Ferhan Şirvan'ın 10 yıllık kanser mücadelesinde başarılı olduğunu belirten İzmir Kent Hastanesi Onkoloji Uzmanı Doç. Dr. Gürbüz Görümlü, "Kanser tedavisi tek başına doktorların yapacağı kemoterapi, radyoterapi, hap tedavisi şeklinde değildir, olmadı ve olmayacak" dedi ve şunları söyledi:
"Burada hastaların tedaviye uyum sağlaması, hayattan kopmamaları, sosyal aktivitelere mümkün olduğu kadar devam etmeleri için hastalarımıza tavsiyelerde bulunuyoruz. Ferhan Hanım bizim için çok iyi bir örnek. Birçok hastalığı ileriki safhalara gelmiş olmasına rağmen, hastalığının birçok organa sıçramış olmasına rağmen günlük hayatına devam etmesi bizim için takdire şayan gerçekten. Kitaplar yazıyor, günlük aktivitelerine devam ediyor, çeşitli sosyal aktivitelerine devam ediyor.
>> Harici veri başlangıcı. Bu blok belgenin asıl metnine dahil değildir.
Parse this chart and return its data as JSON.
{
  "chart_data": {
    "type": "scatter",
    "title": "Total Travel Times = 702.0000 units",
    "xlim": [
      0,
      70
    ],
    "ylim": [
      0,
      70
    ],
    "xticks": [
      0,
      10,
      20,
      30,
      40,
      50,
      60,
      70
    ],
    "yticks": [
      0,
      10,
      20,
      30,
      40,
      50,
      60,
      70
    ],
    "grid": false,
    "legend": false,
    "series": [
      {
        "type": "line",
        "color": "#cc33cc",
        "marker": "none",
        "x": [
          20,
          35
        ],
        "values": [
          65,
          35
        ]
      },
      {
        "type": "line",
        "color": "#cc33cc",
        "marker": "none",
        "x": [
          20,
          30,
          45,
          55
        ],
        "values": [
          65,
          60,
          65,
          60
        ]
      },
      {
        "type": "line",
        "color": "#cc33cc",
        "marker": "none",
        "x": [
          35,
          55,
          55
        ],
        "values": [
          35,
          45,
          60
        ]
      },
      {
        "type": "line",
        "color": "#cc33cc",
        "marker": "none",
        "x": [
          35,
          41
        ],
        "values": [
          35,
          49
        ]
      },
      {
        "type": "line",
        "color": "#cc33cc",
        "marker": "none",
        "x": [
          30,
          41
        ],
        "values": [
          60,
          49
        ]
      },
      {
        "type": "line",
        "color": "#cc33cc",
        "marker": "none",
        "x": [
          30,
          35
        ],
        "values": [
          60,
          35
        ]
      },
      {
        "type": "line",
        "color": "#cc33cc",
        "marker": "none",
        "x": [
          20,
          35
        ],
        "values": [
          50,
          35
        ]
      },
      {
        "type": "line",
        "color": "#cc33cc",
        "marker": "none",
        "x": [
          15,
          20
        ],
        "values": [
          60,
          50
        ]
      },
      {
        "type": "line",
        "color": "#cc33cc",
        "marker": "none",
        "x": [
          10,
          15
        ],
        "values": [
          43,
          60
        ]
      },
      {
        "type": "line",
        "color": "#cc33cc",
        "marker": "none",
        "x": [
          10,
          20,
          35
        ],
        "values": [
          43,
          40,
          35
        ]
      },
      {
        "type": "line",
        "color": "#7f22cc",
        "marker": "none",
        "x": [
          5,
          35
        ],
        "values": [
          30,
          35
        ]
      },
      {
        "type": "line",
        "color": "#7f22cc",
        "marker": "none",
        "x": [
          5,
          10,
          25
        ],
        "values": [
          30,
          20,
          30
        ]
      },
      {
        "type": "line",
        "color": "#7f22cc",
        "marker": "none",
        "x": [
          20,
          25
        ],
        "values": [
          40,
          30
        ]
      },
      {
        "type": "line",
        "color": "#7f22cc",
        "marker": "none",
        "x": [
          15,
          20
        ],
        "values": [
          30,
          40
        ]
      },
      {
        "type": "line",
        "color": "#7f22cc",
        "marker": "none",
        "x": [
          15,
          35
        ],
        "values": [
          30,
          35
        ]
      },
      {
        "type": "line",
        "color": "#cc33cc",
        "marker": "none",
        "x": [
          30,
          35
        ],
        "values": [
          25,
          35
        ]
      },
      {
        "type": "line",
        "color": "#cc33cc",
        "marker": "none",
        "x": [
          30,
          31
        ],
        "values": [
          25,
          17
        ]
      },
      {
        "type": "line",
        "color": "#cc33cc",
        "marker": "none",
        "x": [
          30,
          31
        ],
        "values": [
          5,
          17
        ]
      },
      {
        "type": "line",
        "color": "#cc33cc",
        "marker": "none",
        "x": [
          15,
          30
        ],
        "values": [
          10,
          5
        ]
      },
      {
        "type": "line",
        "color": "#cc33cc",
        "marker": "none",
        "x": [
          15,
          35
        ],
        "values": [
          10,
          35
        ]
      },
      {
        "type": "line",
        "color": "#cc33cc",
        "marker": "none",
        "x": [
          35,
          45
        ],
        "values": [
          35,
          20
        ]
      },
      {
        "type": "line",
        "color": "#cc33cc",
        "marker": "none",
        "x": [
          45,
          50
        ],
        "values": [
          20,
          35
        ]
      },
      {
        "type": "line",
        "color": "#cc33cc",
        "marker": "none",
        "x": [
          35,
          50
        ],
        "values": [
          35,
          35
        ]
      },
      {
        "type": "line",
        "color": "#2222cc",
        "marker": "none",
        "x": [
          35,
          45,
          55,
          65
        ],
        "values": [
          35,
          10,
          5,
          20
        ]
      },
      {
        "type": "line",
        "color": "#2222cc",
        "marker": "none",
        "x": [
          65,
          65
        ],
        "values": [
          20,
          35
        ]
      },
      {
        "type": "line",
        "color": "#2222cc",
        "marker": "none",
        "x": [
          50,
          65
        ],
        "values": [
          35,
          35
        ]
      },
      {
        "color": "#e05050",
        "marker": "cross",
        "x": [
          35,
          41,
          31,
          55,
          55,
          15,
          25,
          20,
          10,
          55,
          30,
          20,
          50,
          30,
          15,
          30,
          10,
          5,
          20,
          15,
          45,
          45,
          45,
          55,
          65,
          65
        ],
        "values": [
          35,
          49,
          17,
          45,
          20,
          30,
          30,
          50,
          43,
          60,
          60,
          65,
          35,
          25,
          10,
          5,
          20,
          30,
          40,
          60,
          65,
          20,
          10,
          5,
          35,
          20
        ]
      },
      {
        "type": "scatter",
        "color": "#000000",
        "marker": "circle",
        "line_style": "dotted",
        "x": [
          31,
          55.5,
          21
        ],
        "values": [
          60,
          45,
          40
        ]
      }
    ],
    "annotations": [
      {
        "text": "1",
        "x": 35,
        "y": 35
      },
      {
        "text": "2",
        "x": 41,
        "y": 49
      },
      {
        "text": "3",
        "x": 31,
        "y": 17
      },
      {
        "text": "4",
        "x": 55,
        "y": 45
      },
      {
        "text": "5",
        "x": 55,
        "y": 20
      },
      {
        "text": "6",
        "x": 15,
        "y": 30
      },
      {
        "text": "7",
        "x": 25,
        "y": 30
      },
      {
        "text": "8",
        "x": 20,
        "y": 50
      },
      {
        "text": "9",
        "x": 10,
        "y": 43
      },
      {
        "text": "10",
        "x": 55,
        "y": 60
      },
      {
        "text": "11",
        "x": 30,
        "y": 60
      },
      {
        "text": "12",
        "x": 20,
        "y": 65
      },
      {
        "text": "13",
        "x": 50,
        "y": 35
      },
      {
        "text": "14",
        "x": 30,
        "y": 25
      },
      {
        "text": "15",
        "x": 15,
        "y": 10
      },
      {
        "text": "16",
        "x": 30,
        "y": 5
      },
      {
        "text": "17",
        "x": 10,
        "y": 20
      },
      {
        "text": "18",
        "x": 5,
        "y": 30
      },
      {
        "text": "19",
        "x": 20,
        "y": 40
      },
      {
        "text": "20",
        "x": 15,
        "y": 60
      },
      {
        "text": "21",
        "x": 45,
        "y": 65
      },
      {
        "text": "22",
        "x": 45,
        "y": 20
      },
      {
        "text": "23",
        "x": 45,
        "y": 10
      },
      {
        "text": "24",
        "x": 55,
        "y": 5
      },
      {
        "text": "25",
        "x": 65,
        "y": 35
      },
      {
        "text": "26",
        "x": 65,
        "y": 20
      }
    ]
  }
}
Kısaca meme kanserini Ferhan Hanım şeker hastalığı, tansiyon gibi kronik bir hastalık gibi kabul ederek normal hayatını sürdüren bir hastamız. Ben bütün hastalarımıza Ferhan hanımı örnek almalarını söylüyorum. Hayattan kopmamak, günlük hayatına devam edebilmek bizim yaptığımız tedaviyi olumlu kılacak ve destekleyecek şeyler. 'Kanserden korkma geç kalmaktan kork' diye bir slogan var. Ben buna çok katılmıyorum. Geç kalmaktan da kesinlikle korkmamak lazım. Önemli olan tedaviye uyum, hasta doktor ilişkisi tedavinin büyük oranda başarıya ulaşması için gerekli olanlar."